ABT-493 is the code name for a drug that attacks an HCV enzyme called NS3 and a co-factor of this enzyme called NS4A. It is being tested at a dose of 300 mg once daily.
ABT-530 is the code name for a drug that attacks an HCV protein called NS5B. It is being tested at a dose of 120 mg once daily.
Both drugs are made by Abbvie.
In lab experiments with HCV-infected cells, both of these drugs have powerful anti-HCV activity against all genotypes of HCV (genotypes 1 through 6). In phase II clinical trials, both drugs are taken together once daily and are very promising treatments. A large research program is underway with these drugs and they are in the final phase of testing. In this issue of TreatmentUpdate we present key results from phase II trials with these drugs.
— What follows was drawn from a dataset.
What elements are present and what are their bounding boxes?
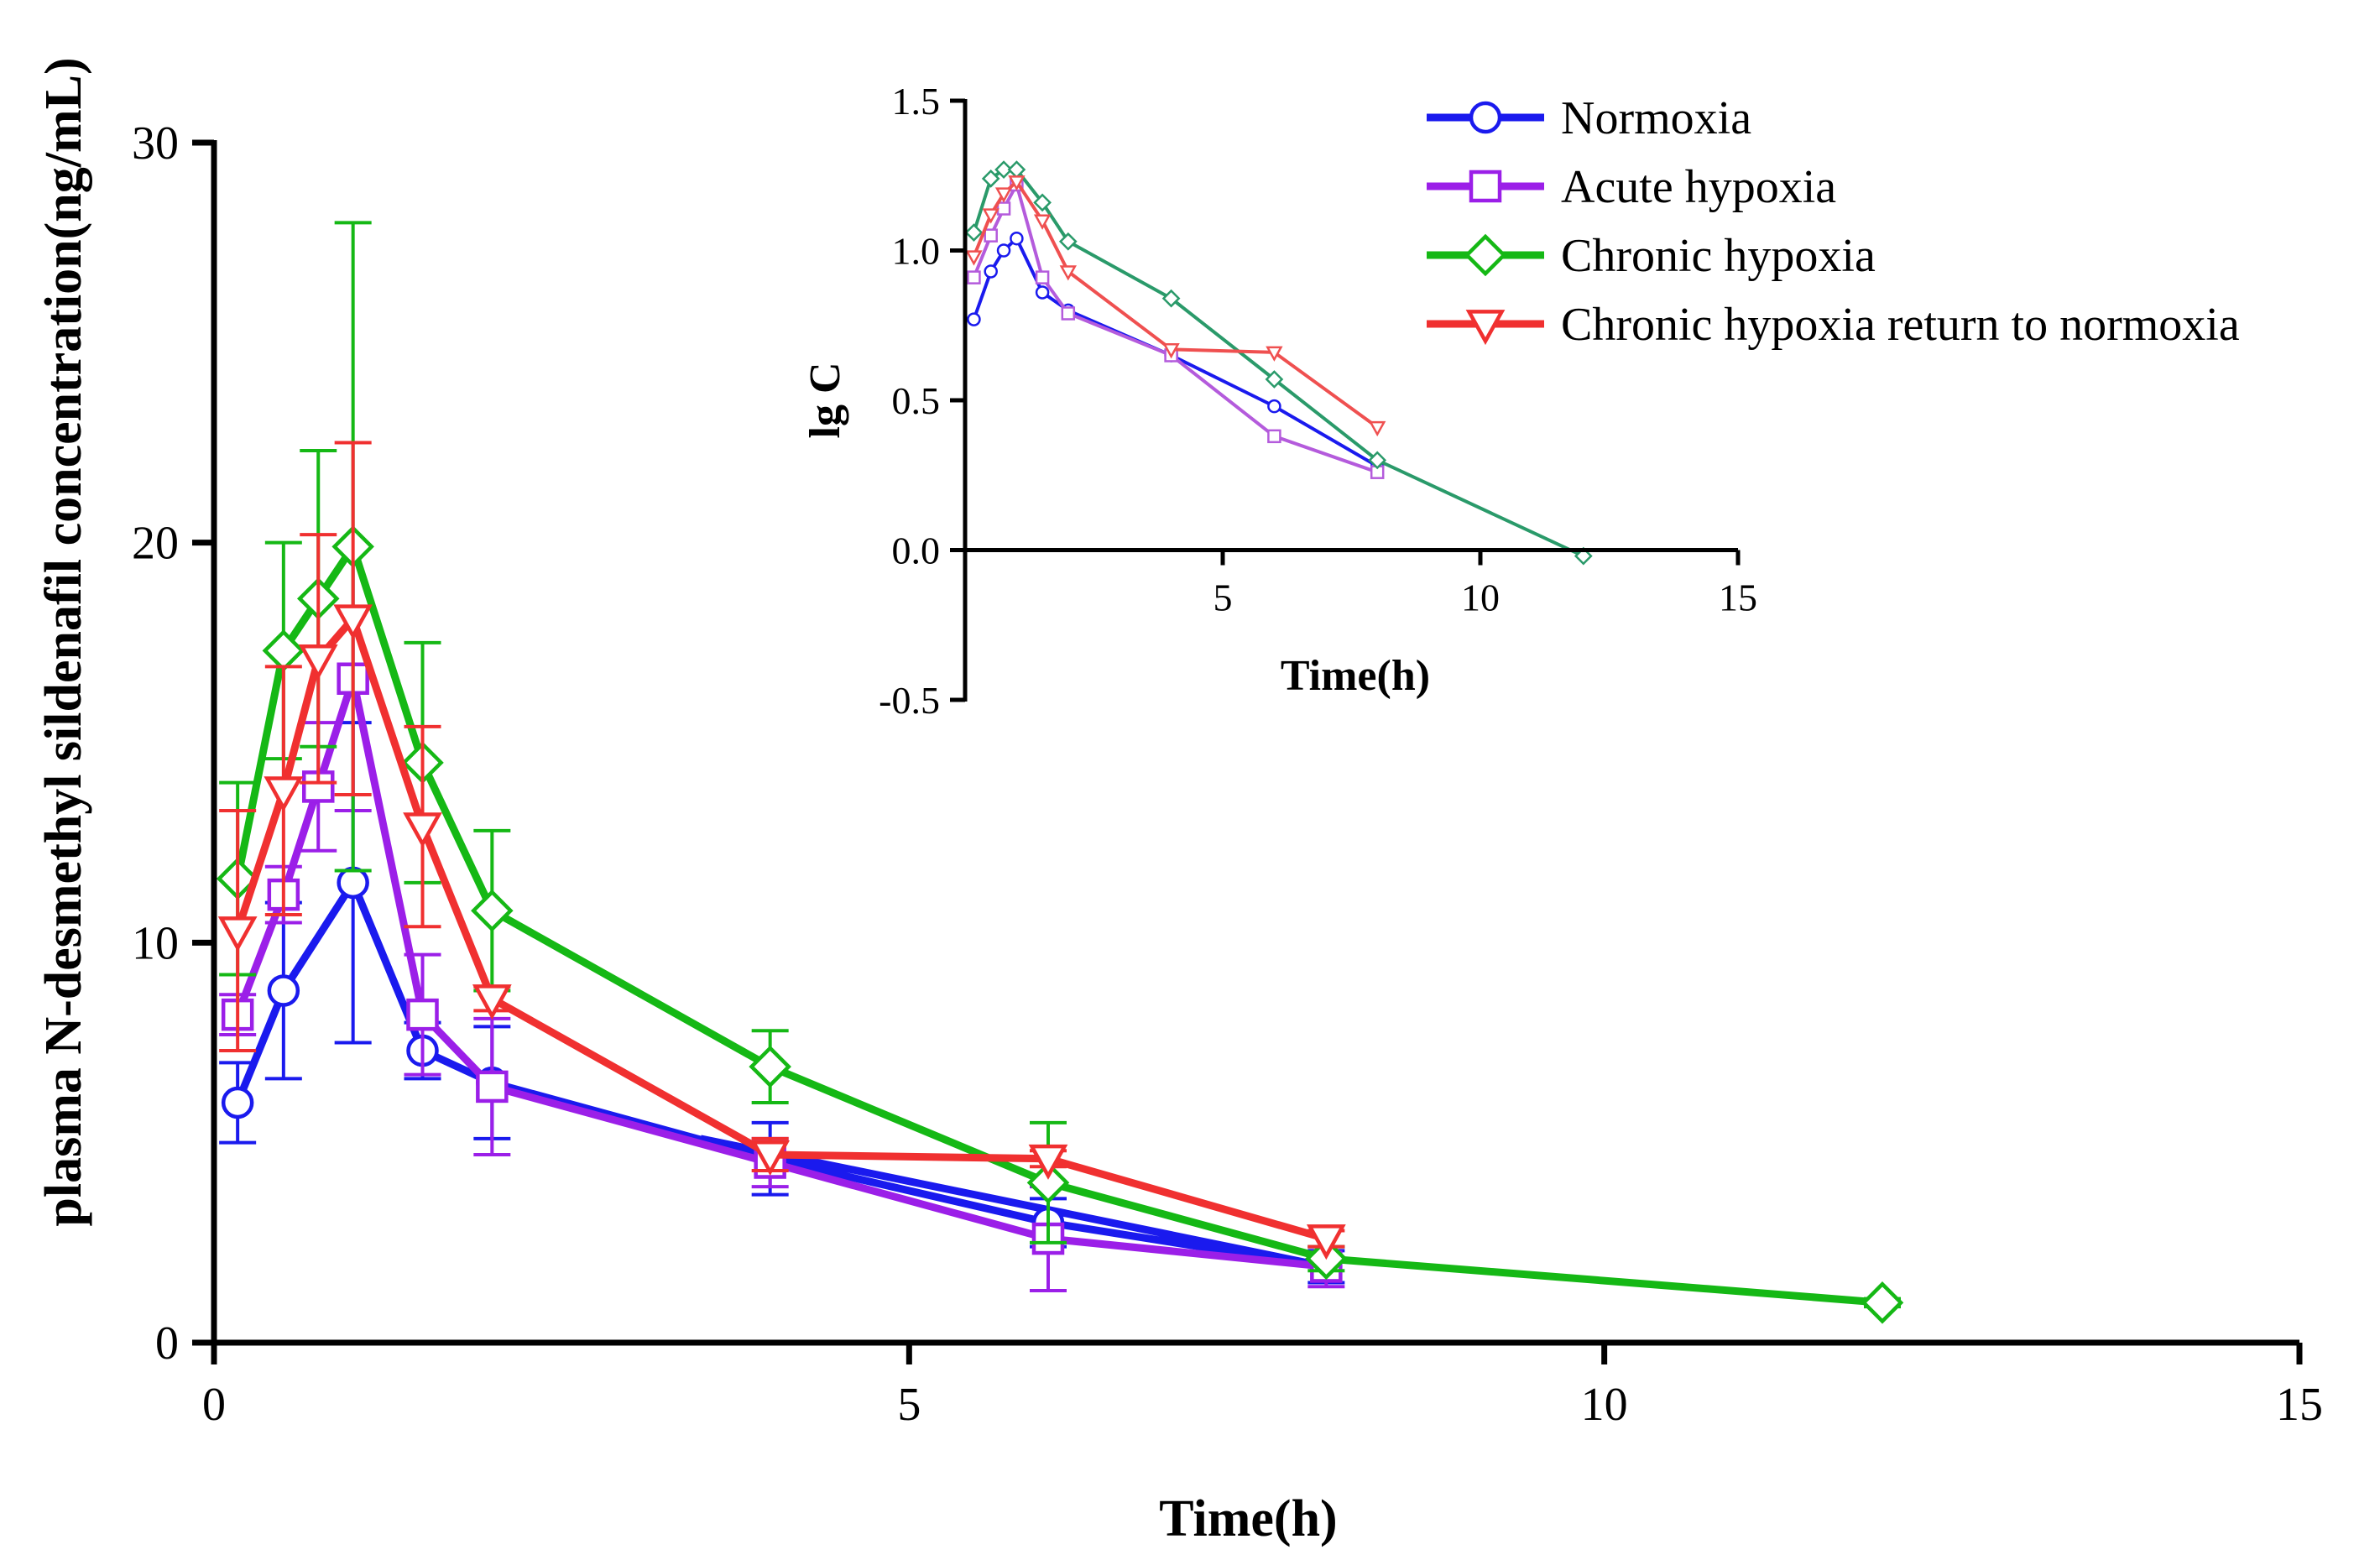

In research programs called Surveyor-I and Surveyor-II, researchers conducted several studies with ABT-493 and ABT-530. In a sub-study of Surveyor-I and Surveyor-II, researchers enrolled participants with HCV genotypes 1 or 2. None of the participants had severe liver injury (cirrhosis) and none of them were co-infected with HIV or hepatitis B virus. The combination of ABT drugs was given for eight consecutive weeks to 34 participants. Researchers found that 33 out of 34 participants with genotype 1 were cured (a rate of 97%). Among the 54 participants who had genotype 2, 53 participants (98%) were cured.
Study Details
The average profile of participants upon entering the study was as follows:
60% men, 40% women
age -- 55 years
distribution of genotypes (GT): GT-1a -- 70%; GT-1b -- 29%; GT-2a/c -- 15%; GT-2b -- 70%; the remaining GT-2 viruses could not be subtyped
viral load -- 6.7 logs; more than 38% of participants had a viral load of at least 6 million IU/mL
most participants (70%) had mild liver injury, graded as F0 to F1
Results -- Genotype 1
Thirty-three out of 34 participants (97%) were cured. The remaining participant had to leave the study after four weeks of treatment because of a diagnosis of cancer; he subsequently died within a couple of months. This cancer diagnosis was unrelated to the study drugs.
Results -- Genotype 2
Fifty-three out of 54 participants (98%) were cured. One participant stopped visiting the clinic and could no longer be located.
Resistance
HCV-infected cells produce millions of copies of this virus. During the virus manufacturing process, small changes, or mutations, sometimes occur in HCV's genetic information. Some of these mutations can help HCV resist the effect of treatment. Researchers found that mutations in HCV were present in two-thirds of participants at the start of the study. However, these mutations did not affect the response to the study medications.
Adverse Events
The term adverse events is used to describe symptoms and physical and laboratory-detected complications that can occur in clinical trials. Note that not all adverse events are necessarily related to the study drugs. Some adverse events may arise because of the underlying HCV infection or pre-existing HCV-related complications or even causes unrelated to the disease or study medicine.
Overall, 68% of study participants with GT-1 and 61% of participants with GT-2 developed adverse events. According to the research team, most of these events were of mild intensity. Common adverse events occurred as follows:
fatigue -- 15%
headache -- 7%
Lab tests did not detect abnormal increases in liver enzyme levels or the waste product bilirubin. No participant developed anemia of moderate or severe intensity.
There were two adverse events that were not related to the study drugs. The first was the case of cancer previously mentioned. The second was a case of bacterial infection of the skin.
Key Points
The combination of ABT-493 and ABT-530 was highly effective when taken for eight consecutive weeks in people with genotype 1 or 2 who did not have cirrhosis regardless of viral load and subtype. The drugs were well tolerated. Further studies are ongoing.
Reference
Poordad F, Felizarta F, Wang S, et al. High SVR rates with the combination of ABT-493 and ABT-530 for 8 weeks in patients with HCV genotype 1 or 2. The International Liver Congress, 13-17 April 2016, Barcelona. Abstract 157.